"Che cos'hai da guardare. Sono uomo e sono musulmano". É quanto avrebbe gridato un 27enne di origini algerine prima di sfregiare al volto una ragazza di 23 anni di origini marocchine in pieno centro a Milano, nei pressi della fermata metro Duomo. Il 27enne, irregolare in Italia, è stato arrestato dalla Polizia locale di Milano. La vittima, in regola con i documenti, è stata subito soccorsa dal 118 e trasportata in ospedale in codice giallo.Al momento l'algerino è stato arrestato in flagranza dalla Polizia locale, su disposizione della pm di turno Simona Ferraiuolo, per l'ipotesi di reato di sfregio permanente al viso. La Procura, nelle indagini degli investigatori della Locale, potrà anche valutare eventualmente di contestare la nuova aggravante dell'odio contro una donna o della discriminazione razziale o religiosa.

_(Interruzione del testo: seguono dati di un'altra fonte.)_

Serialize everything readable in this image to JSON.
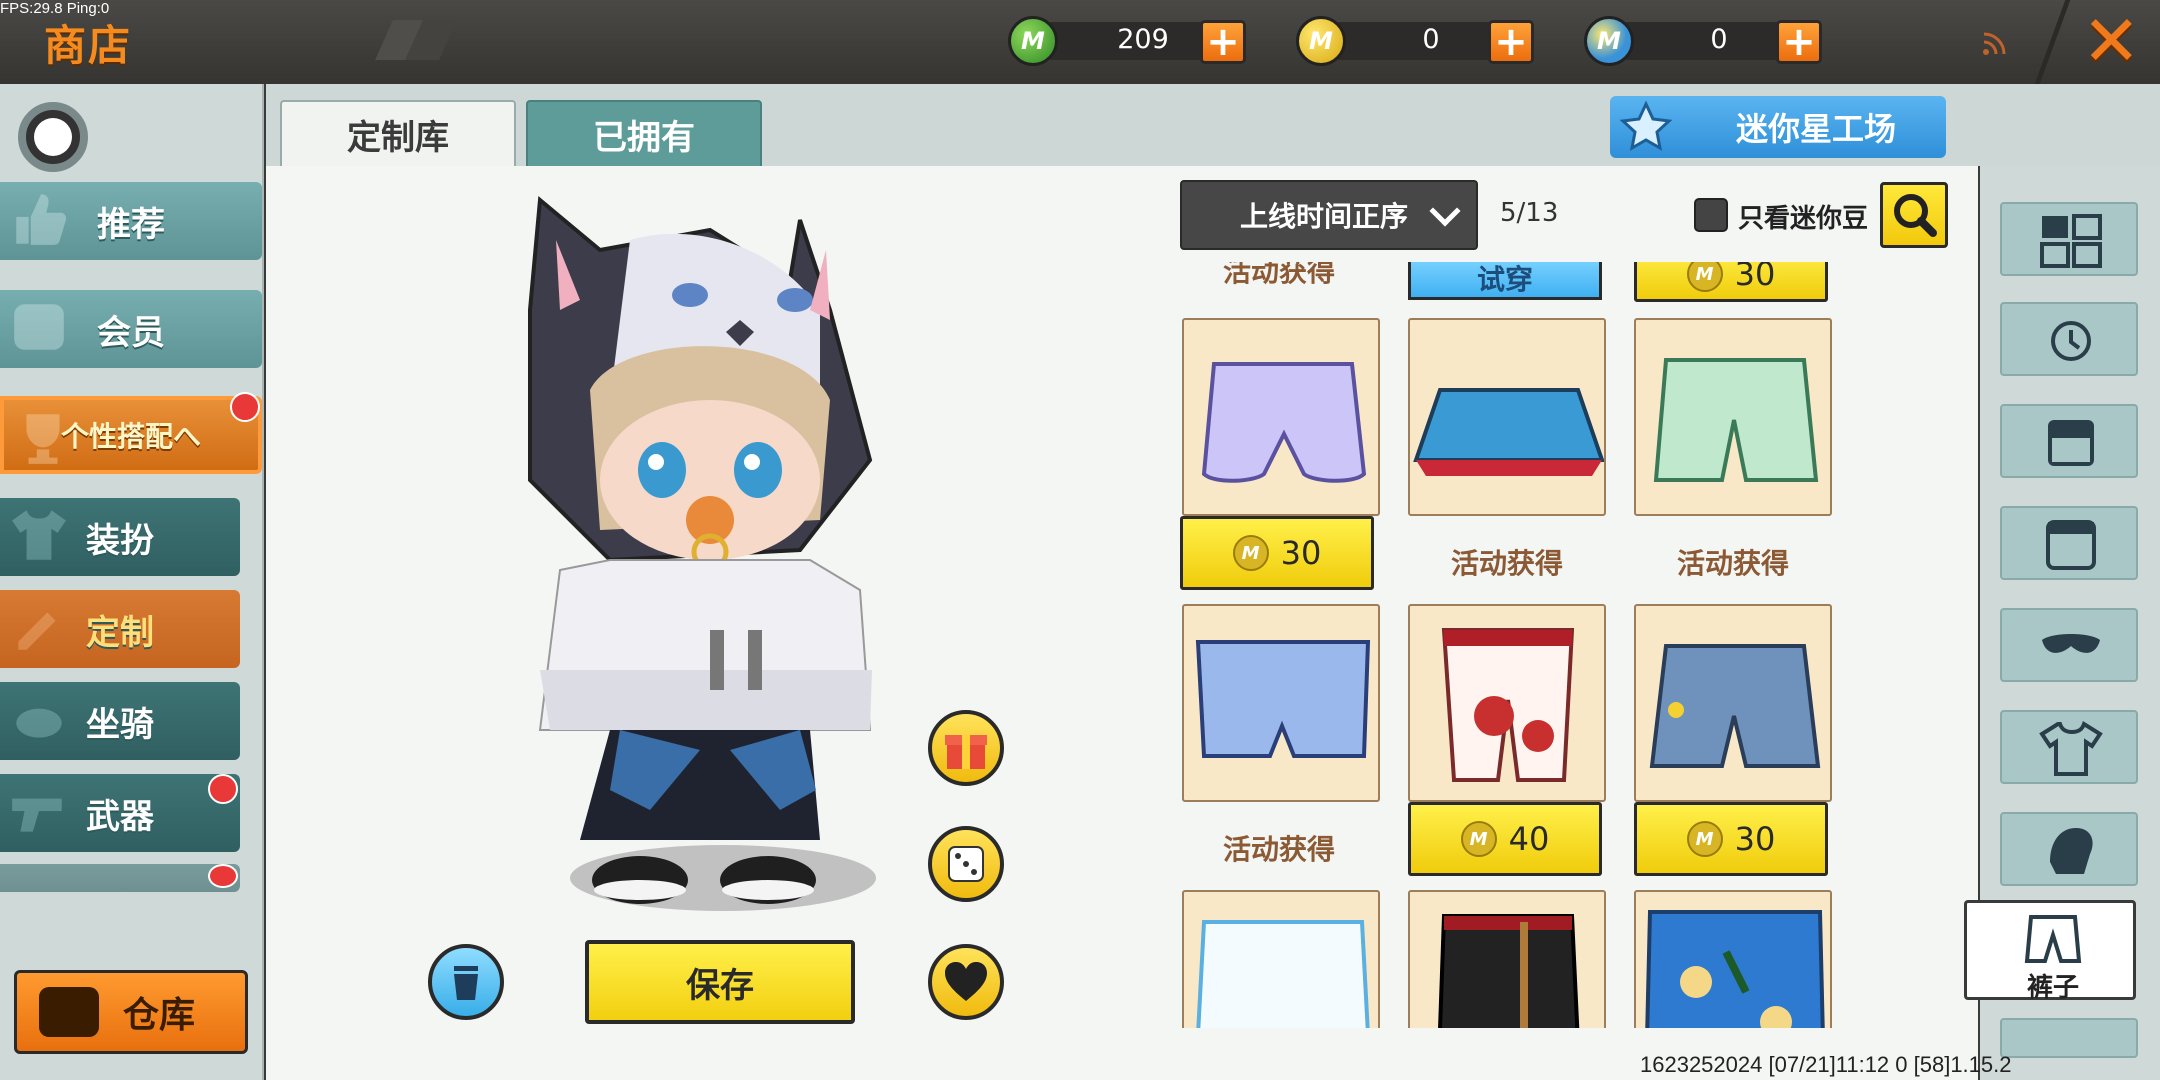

Il reato di "deformazione dell'aspetto della persona mediante lesioni permanenti al viso" è punito con la reclusione da 8 a 14 anni. Di recente è stata introdotta anche l'aggravante del fatto commesso "come atto di odio o di discriminazione o di prevaricazione o come atto di controllo o possesso o dominio in quanto donna". Al momento, nel provvedimento di arresto in flagranza non è stata contestata e potrebbe essere valutata, però, anche quella di odio e discriminazione religiosa e razziale, data la frase che il 27enne avrebbe urlato: "Che cos'hai da guardare? Sono uomo e sono musulmano". Nelle prossime ore la pm inoltrerà all'ufficio gip la richiesta di convalida dell'arresto e di misura cautelare.
Ma emergono dei dettagli ancora più agghiaccianti. L'algerino infatti stato arrestato la scorsa notte, e poi rilasciato. Accusato di furto e del danneggiamento di alcune auto in sosta, secondo quanto si apprende l'uomo è tornato in libertà dopo la convalida dell'arresto.